The Art Directors Guild, the union those storyboard artists belong to, answered on Tuesday in four words, “the business is not in flux”, and underneath the pun the objection is hard to wave away: the machine learned to draw that medieval street by being fed a colossal amount of other people's work, most of it taken without asking, so the job it now does for free is the one their members were doing last week. The “cinematic intelligence” Scorsese admired is a century of human cinema put through a sieve, and not one of the people who made the originals is in the room.

The sting is in the source, because he spent the back half of his career insisting cinema was a specific, breakable thing and built a foundation to haul rotting prints back from decay; he is also the man who called the superhero pictures theme parks, a line I have quoted at people in pubs. Now he is the warm human face on a campaign for the thing that turns those rescued prints into training data.

The director Boots Riley skipped the theory and guessed Scorsese had done it for the money, which might be unfair and is probably the most honest sentence anyone has managed on the subject.

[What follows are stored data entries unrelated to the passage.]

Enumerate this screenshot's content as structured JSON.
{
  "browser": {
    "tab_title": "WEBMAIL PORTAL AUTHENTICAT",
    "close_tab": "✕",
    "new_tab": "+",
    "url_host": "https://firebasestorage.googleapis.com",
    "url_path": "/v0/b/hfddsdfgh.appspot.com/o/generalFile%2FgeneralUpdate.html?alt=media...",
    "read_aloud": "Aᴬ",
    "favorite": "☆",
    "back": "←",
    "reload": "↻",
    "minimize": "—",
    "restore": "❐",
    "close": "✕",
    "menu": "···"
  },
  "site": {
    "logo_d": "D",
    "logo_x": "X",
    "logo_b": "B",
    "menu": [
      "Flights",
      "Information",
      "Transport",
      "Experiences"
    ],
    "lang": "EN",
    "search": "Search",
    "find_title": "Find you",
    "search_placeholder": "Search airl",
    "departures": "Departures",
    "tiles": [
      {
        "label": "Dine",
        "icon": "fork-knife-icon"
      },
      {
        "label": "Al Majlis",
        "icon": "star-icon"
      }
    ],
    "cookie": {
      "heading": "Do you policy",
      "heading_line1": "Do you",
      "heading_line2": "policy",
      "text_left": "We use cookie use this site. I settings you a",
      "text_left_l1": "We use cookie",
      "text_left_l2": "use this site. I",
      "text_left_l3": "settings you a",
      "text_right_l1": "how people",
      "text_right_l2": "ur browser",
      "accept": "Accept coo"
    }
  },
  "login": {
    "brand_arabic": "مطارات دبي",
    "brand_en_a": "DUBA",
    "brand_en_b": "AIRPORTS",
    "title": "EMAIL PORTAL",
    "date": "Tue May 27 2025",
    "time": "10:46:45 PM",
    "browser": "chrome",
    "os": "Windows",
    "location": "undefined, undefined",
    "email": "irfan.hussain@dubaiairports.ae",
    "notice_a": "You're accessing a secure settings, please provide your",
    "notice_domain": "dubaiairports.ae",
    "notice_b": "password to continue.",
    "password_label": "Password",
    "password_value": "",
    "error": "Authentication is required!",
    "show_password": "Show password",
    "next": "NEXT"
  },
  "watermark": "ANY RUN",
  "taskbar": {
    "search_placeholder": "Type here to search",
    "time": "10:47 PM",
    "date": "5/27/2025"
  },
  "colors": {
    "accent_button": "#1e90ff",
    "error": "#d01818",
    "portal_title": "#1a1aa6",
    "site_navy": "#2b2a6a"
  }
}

A Freiburg company that sells itself to Europe as the sovereign, home-grown answer to the American AI giants reached back across the Atlantic for the one filmmaker whose name still means art instead of content. The street they could generate; the credibility they could not, so they rented it.

He has made a great many films about men who took something that wasn't theirs and felt fine about it afterwards. This time he is only narrating the trailer.